Apparently I am one of those alarmists who, following the 2005 hurricane season in the Atlantic, hyped the connection between hurricanes and global warming. Only...I didn't. In my book on this subject, Storm World: Hurricanes, Politics, and the Battle Over Global Warming, I actually criticized those who had oversold this connection. That's probably why the American Meteorological Society called Storm World "an accurate and comprehensive overview of the evolving debate on the impacts of global warming on hurricanes that illustrates the complexities of this significant scientific problem.” So how then can rightwing science pundit Michael Fumento write the following?
...[in] 2005 [the] the coincidence of two major hurricanes striking the U.S. and causing lots of damage, Katrina and Rita, led to a storm of allegations that global warming was causing cyclones to rise up in revenge against man. Most notable was far-left science writer Chris Mooney’s Storm World: Hurricanes, Politics, and the Battle Over Global Warming, which Amazon.com informs us is “bargain-priced” and probably for good reason. Mooney not coincidentally is also author of “The Republican War on Science” and “Unscientific America: How Scientific Illiteracy Threatens our Future.” Perhaps it threatens our future, but in the meantime it’s very good for his wallet.

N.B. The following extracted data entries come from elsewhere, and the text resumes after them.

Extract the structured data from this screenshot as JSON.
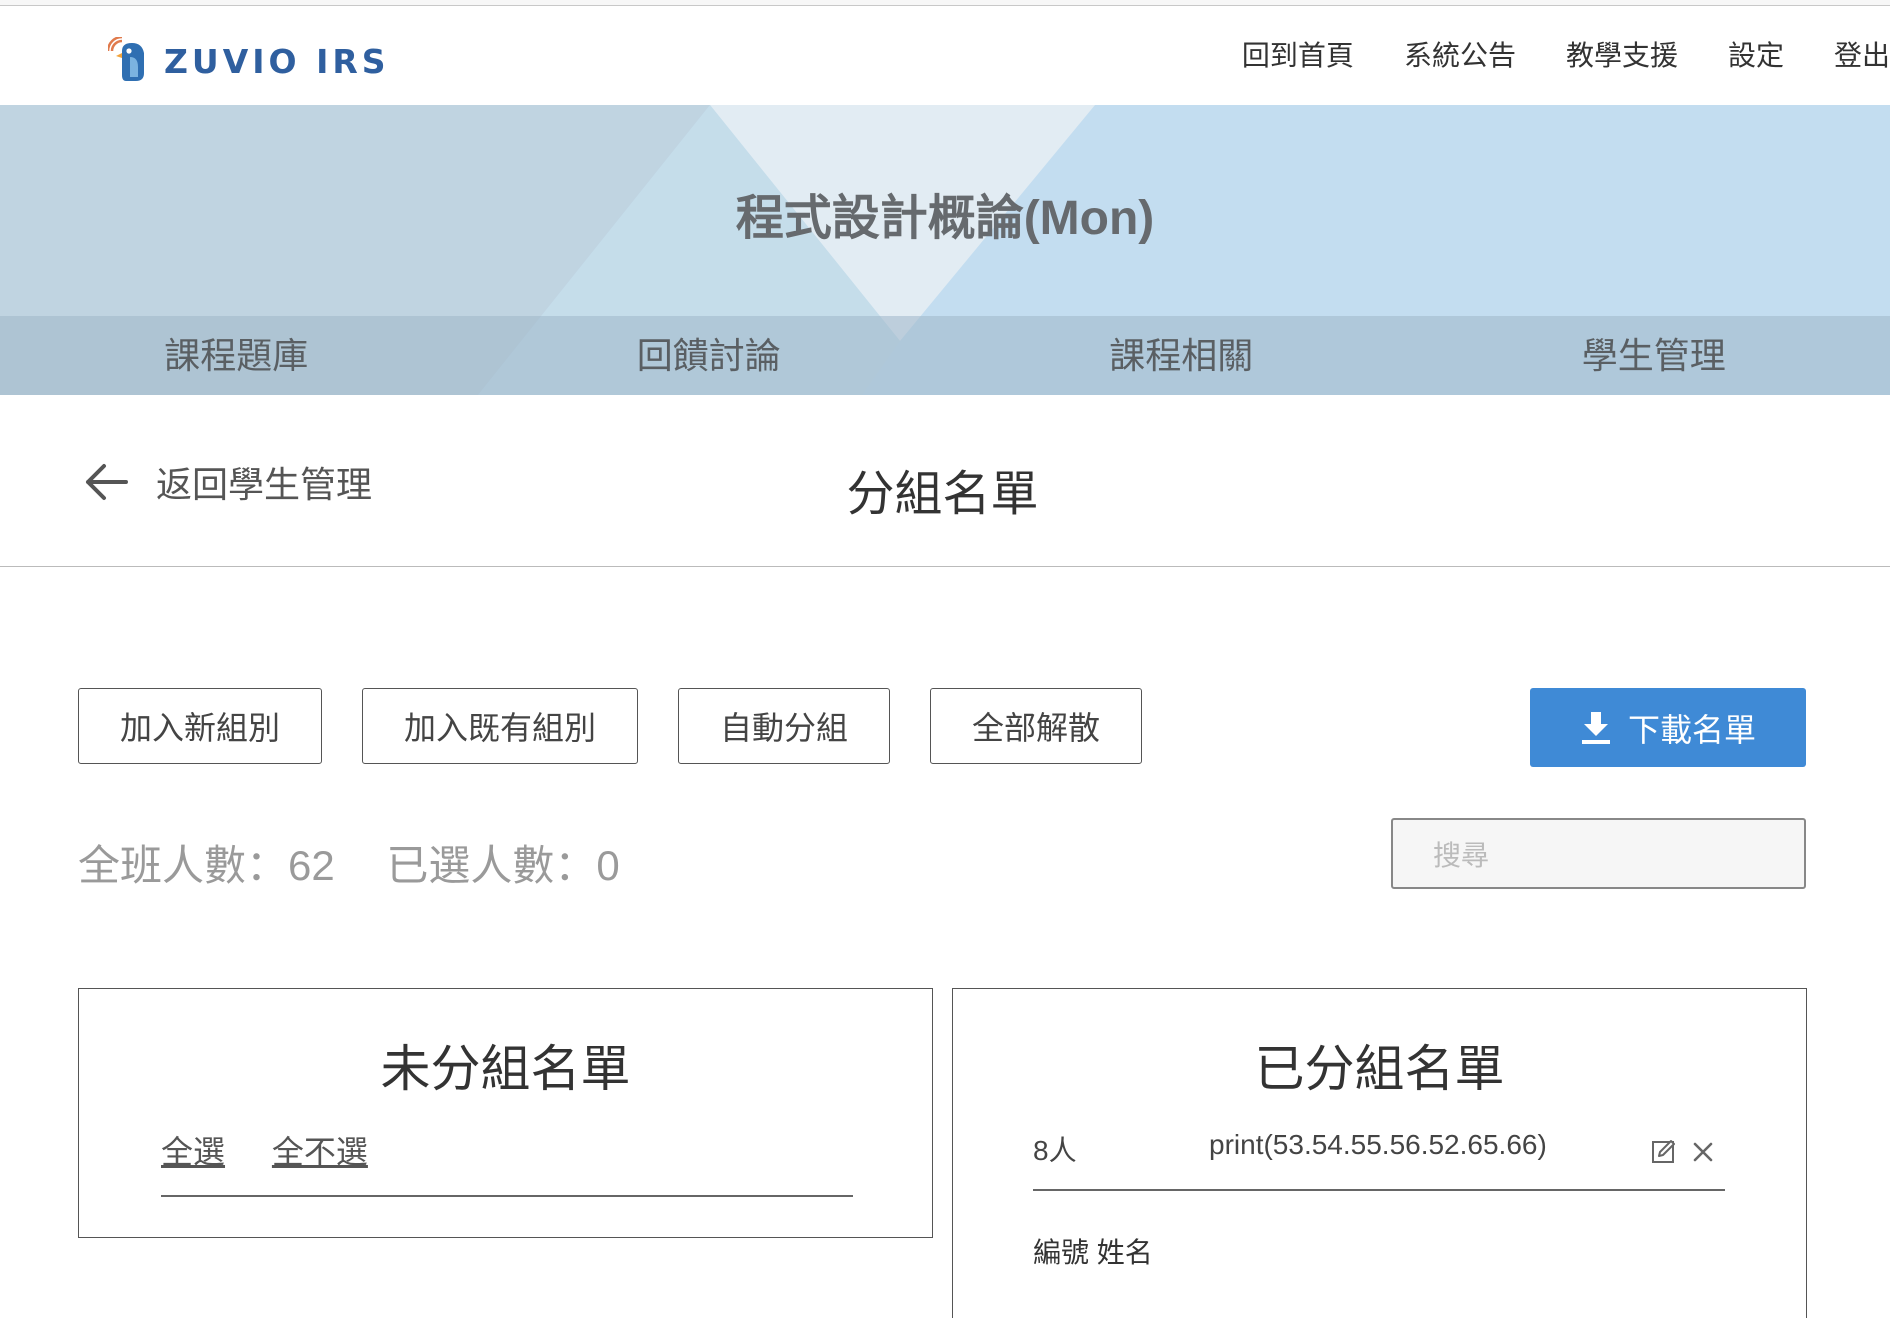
{
  "brand": {
    "name": "ZUVIO IRS"
  },
  "topnav": {
    "items": [
      "回到首頁",
      "系統公告",
      "教學支援",
      "設定",
      "登出"
    ]
  },
  "banner": {
    "course_title": "程式設計概論(Mon)"
  },
  "tabs": [
    "課程題庫",
    "回饋討論",
    "課程相關",
    "學生管理"
  ],
  "subheader": {
    "back_label": "返回學生管理",
    "title": "分組名單"
  },
  "actions": {
    "add_new_group": "加入新組別",
    "add_existing_group": "加入既有組別",
    "auto_group": "自動分組",
    "dissolve_all": "全部解散",
    "download": "下載名單"
  },
  "stats": {
    "total": "全班人數：62",
    "selected": "已選人數：0"
  },
  "search": {
    "placeholder": "搜尋"
  },
  "ungrouped": {
    "title": "未分組名單",
    "select_all": "全選",
    "select_none": "全不選"
  },
  "grouped": {
    "title": "已分組名單",
    "group": {
      "count": "8人",
      "name": "print(53.54.55.56.52.65.66)"
    },
    "columns": "編號  姓名"
  },
  "colors": {
    "accent": "#3f8ad6",
    "brand": "#2f5f9f",
    "banner": "#c3ddf0"
  },
  "icons": [
    "bird-logo-icon",
    "arrow-left-icon",
    "download-icon",
    "edit-icon",
    "close-icon"
  ]
}
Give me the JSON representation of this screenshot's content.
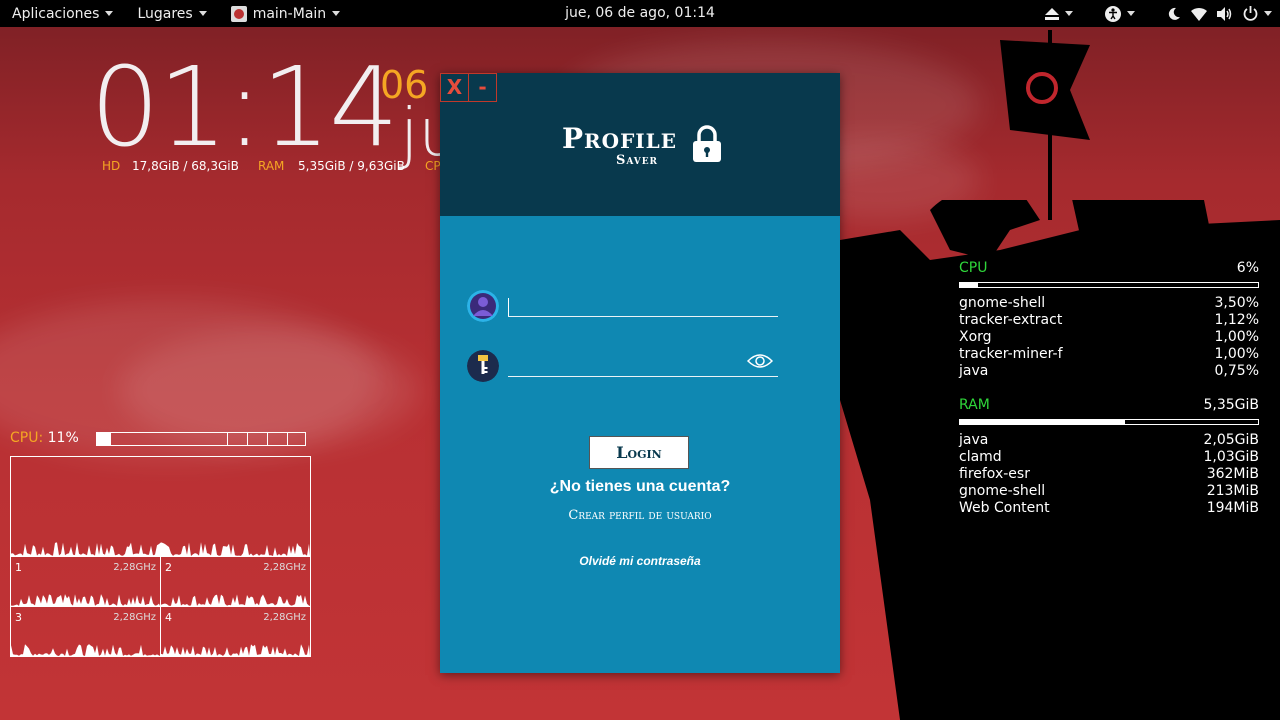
{
  "topbar": {
    "applications": "Aplicaciones",
    "places": "Lugares",
    "app_name": "main-Main",
    "datetime": "jue, 06 de ago, 01:14"
  },
  "clock_widget": {
    "time": "01:14",
    "day": "06",
    "month": "ju",
    "hd_label": "HD",
    "hd_value": "17,8GiB / 68,3GiB",
    "ram_label": "RAM",
    "ram_value": "5,35GiB / 9,63GiB",
    "cpu_label_cut": "CP"
  },
  "cpu_widget": {
    "label": "CPU:",
    "value": "11%",
    "usage_fraction": 0.11,
    "cores": [
      {
        "id": "1",
        "freq": "2,28GHz"
      },
      {
        "id": "2",
        "freq": "2,28GHz"
      },
      {
        "id": "3",
        "freq": "2,28GHz"
      },
      {
        "id": "4",
        "freq": "2,28GHz"
      }
    ]
  },
  "sysmon": {
    "cpu": {
      "label": "CPU",
      "value": "6%",
      "fraction": 0.06
    },
    "cpu_procs": [
      {
        "name": "gnome-shell",
        "value": "3,50%"
      },
      {
        "name": "tracker-extract",
        "value": "1,12%"
      },
      {
        "name": "Xorg",
        "value": "1,00%"
      },
      {
        "name": "tracker-miner-f",
        "value": "1,00%"
      },
      {
        "name": "java",
        "value": "0,75%"
      }
    ],
    "ram": {
      "label": "RAM",
      "value": "5,35GiB",
      "fraction": 0.555
    },
    "ram_procs": [
      {
        "name": "java",
        "value": "2,05GiB"
      },
      {
        "name": "clamd",
        "value": "1,03GiB"
      },
      {
        "name": "firefox-esr",
        "value": "362MiB"
      },
      {
        "name": "gnome-shell",
        "value": "213MiB"
      },
      {
        "name": "Web Content",
        "value": "194MiB"
      }
    ]
  },
  "login": {
    "close": "X",
    "minimize": "-",
    "logo_main": "Profile",
    "logo_sub": "Saver",
    "login_button": "Login",
    "no_account": "¿No tienes una cuenta?",
    "create_profile": "Crear perfil de usuario",
    "forgot_password": "Olvidé mi contraseña"
  },
  "colors": {
    "accent_orange": "#f5a623",
    "monitor_green": "#2fd63a",
    "window_header": "#08394d",
    "window_body": "#0f88b2",
    "close_red": "#e74c3c"
  }
}
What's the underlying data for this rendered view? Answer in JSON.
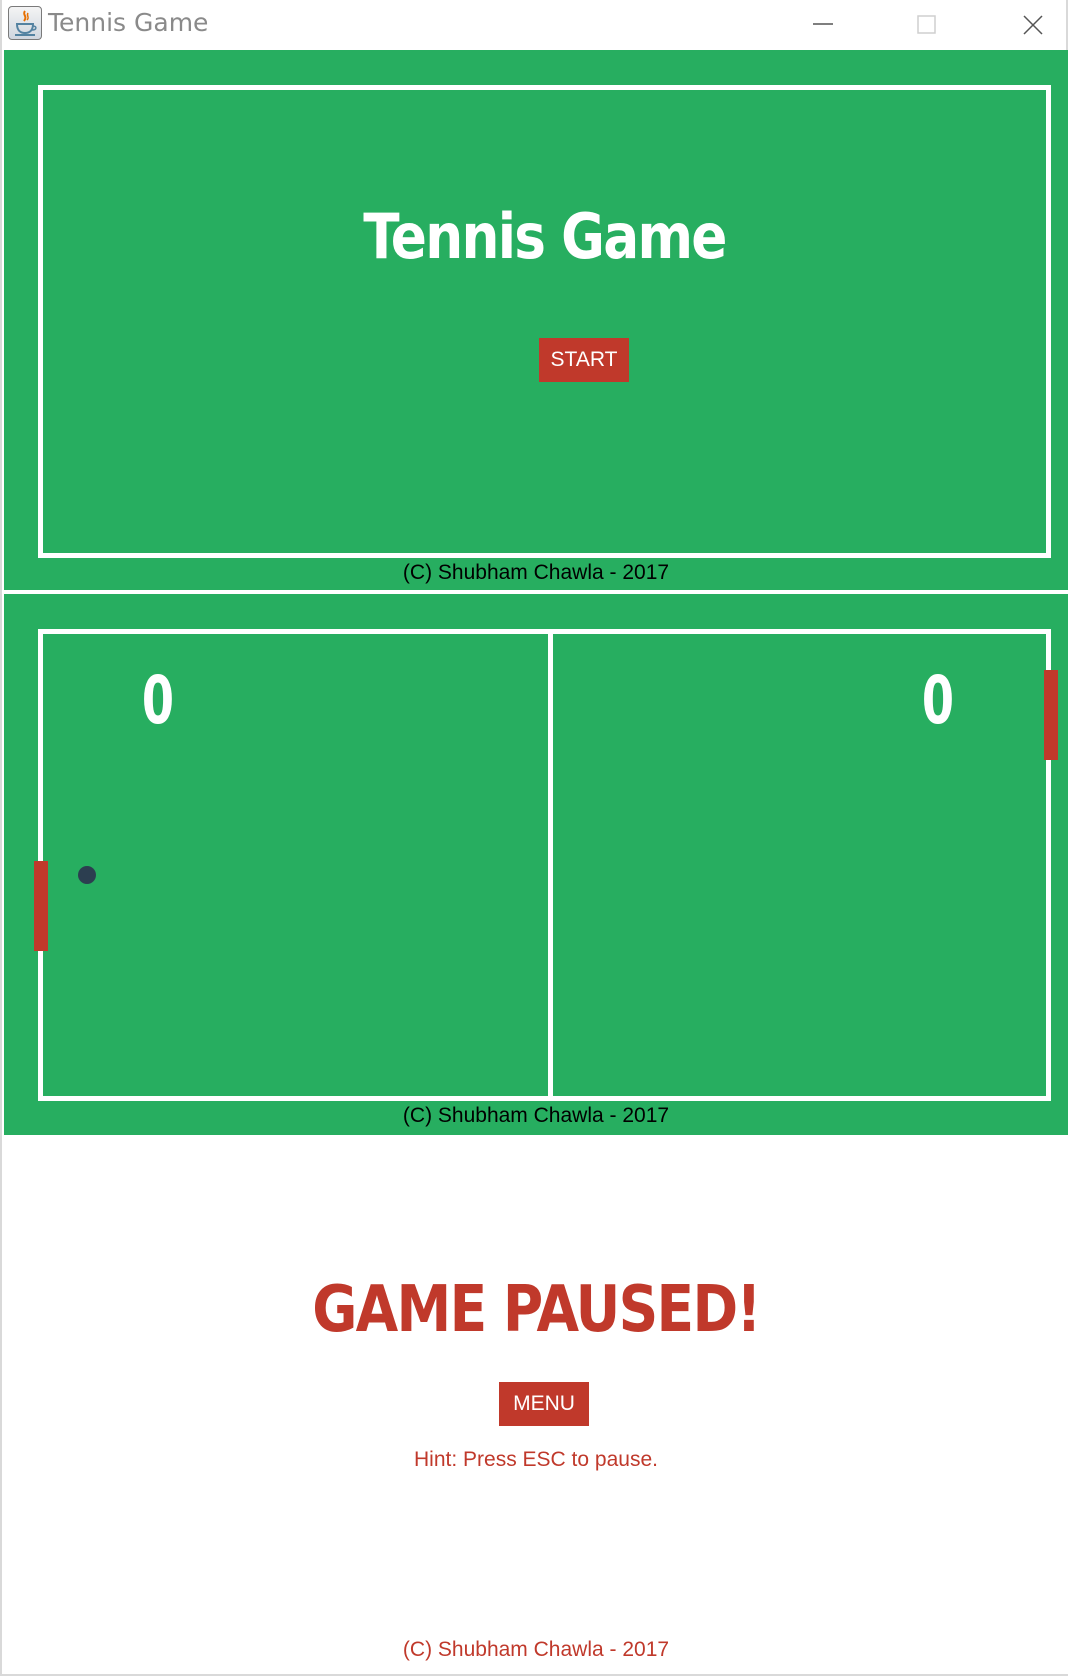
{
  "window": {
    "title": "Tennis Game",
    "icon": "java-cup-icon",
    "controls": [
      "minimize-icon",
      "maximize-icon",
      "close-icon"
    ]
  },
  "menu_screen": {
    "heading": "Tennis Game",
    "start_label": "START",
    "copyright": "(C) Shubham Chawla - 2017"
  },
  "game_screen": {
    "left_score": "0",
    "right_score": "0",
    "copyright": "(C) Shubham Chawla - 2017"
  },
  "pause_screen": {
    "heading": "GAME PAUSED!",
    "menu_label": "MENU",
    "hint": "Hint: Press ESC to pause.",
    "copyright": "(C) Shubham Chawla - 2017"
  },
  "colors": {
    "court_green": "#27ae60",
    "accent_red": "#c0392b",
    "ball": "#2c3e50",
    "line_white": "#ffffff"
  }
}
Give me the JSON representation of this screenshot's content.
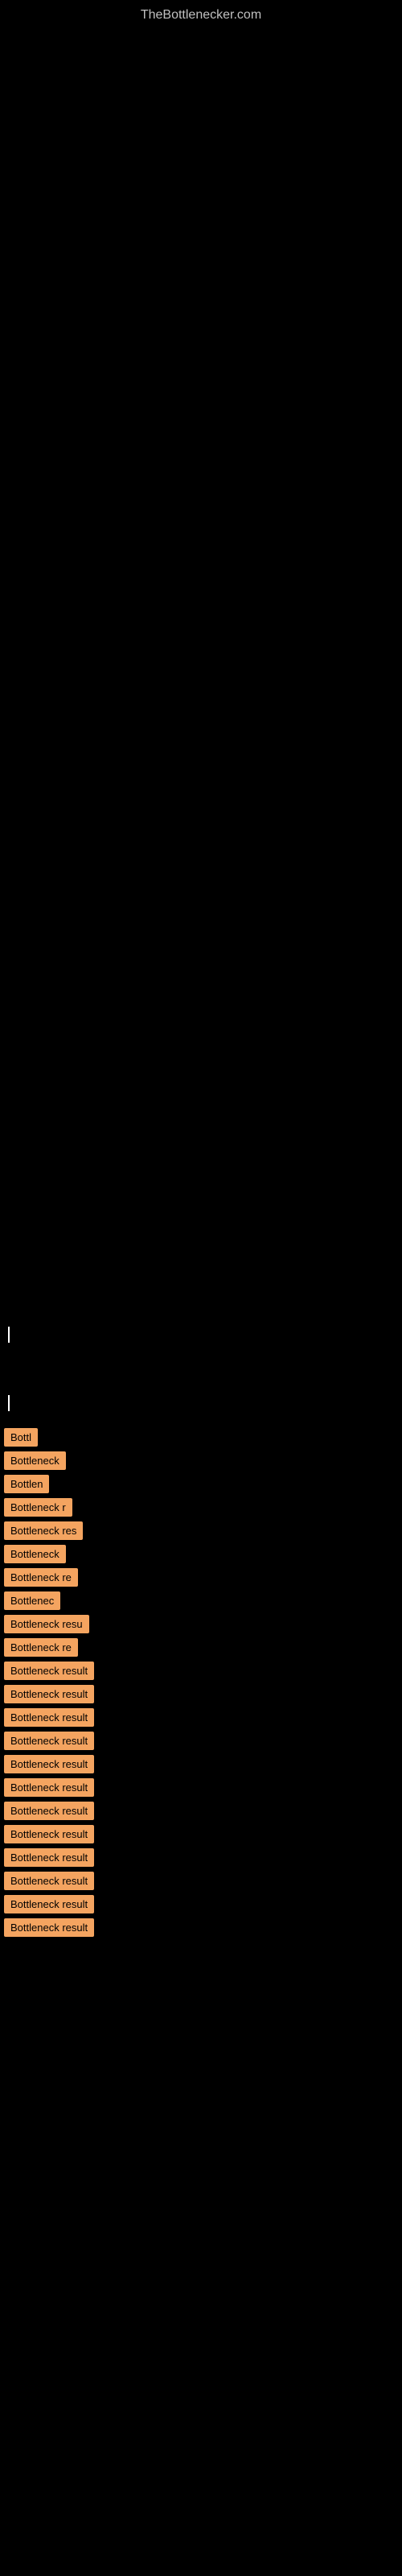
{
  "header": {
    "title": "TheBottlenecker.com"
  },
  "cursors": [
    {
      "id": "cursor1"
    },
    {
      "id": "cursor2"
    }
  ],
  "items": [
    {
      "id": 1,
      "label": "Bottl"
    },
    {
      "id": 2,
      "label": "Bottleneck"
    },
    {
      "id": 3,
      "label": "Bottlen"
    },
    {
      "id": 4,
      "label": "Bottleneck r"
    },
    {
      "id": 5,
      "label": "Bottleneck res"
    },
    {
      "id": 6,
      "label": "Bottleneck"
    },
    {
      "id": 7,
      "label": "Bottleneck re"
    },
    {
      "id": 8,
      "label": "Bottlenec"
    },
    {
      "id": 9,
      "label": "Bottleneck resu"
    },
    {
      "id": 10,
      "label": "Bottleneck re"
    },
    {
      "id": 11,
      "label": "Bottleneck result"
    },
    {
      "id": 12,
      "label": "Bottleneck result"
    },
    {
      "id": 13,
      "label": "Bottleneck result"
    },
    {
      "id": 14,
      "label": "Bottleneck result"
    },
    {
      "id": 15,
      "label": "Bottleneck result"
    },
    {
      "id": 16,
      "label": "Bottleneck result"
    },
    {
      "id": 17,
      "label": "Bottleneck result"
    },
    {
      "id": 18,
      "label": "Bottleneck result"
    },
    {
      "id": 19,
      "label": "Bottleneck result"
    },
    {
      "id": 20,
      "label": "Bottleneck result"
    },
    {
      "id": 21,
      "label": "Bottleneck result"
    },
    {
      "id": 22,
      "label": "Bottleneck result"
    }
  ]
}
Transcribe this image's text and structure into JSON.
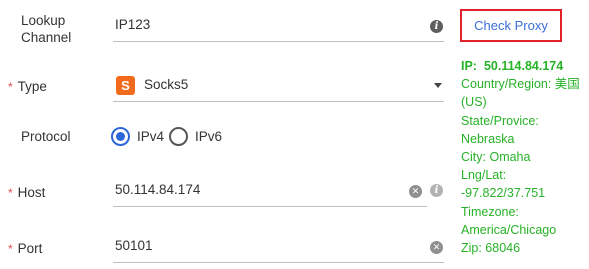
{
  "form": {
    "lookup_channel": {
      "label_line1": "Lookup",
      "label_line2": "Channel",
      "value": "IP123"
    },
    "type": {
      "required_mark": "*",
      "label": "Type",
      "icon_letter": "S",
      "value": "Socks5"
    },
    "protocol": {
      "label": "Protocol",
      "options": [
        {
          "label": "IPv4",
          "checked": true
        },
        {
          "label": "IPv6",
          "checked": false
        }
      ]
    },
    "host": {
      "required_mark": "*",
      "label": "Host",
      "value": "50.114.84.174"
    },
    "port": {
      "required_mark": "*",
      "label": "Port",
      "value": "50101"
    }
  },
  "check_button": {
    "label": "Check Proxy"
  },
  "result": {
    "ip_label": "IP:",
    "ip_value": "50.114.84.174",
    "lines": [
      "Country/Region: 美国",
      "(US)",
      "State/Provice:",
      "Nebraska",
      "City: Omaha",
      "Lng/Lat:",
      "-97.822/37.751",
      "Timezone:",
      "America/Chicago",
      "Zip: 68046"
    ]
  },
  "colors": {
    "accent": "#2c66d8",
    "required": "#e34d4d",
    "success": "#27b227",
    "highlight_border": "#e0222a",
    "socks_icon": "#f26b1d"
  }
}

Actually, I'm sure I would have sold more books by hyping the hurricane-climate connection in Storm World, rather than painting it in a nuanced way. But I found that I couldn't. Because the science was complex and uncertain, as a nonscientist I felt I was best equipped to tell the real story of hurricane scientists at work and in conflict in a high stakes environment--rather than taking a polemical stand on a live scientific issue that I might not be able to defend later. The irony here is huge, because even as he incorrectly criticizes me for overhyping science, Fumento himself engages in seriously flawed scientific reasoning
. In order to lampoon the view that hurricanes are worsening, he relies on this year's weather in just one hurricane basin of the world--it was a quiet hurricane season in the Atlantic (although busy in the Pacific
). The problem is that weather is not climate, and if global warming's impact on Atlantic hurricanes is to be detected, it will be through the manifestation of multi-decadal trends in a noisy record--rather than in the evidence presented by any one particular year. That's especially so for an El Nino year
like 2009; these tend to suppress Atlantic hurricanes (and rile up Pacific ones). The importance of El Nino is one of the many complexities of hurricane-climate research, and one of many factors that makes it difficult to detect climate driven trends in hurricanes--as carefully explained in Storm World.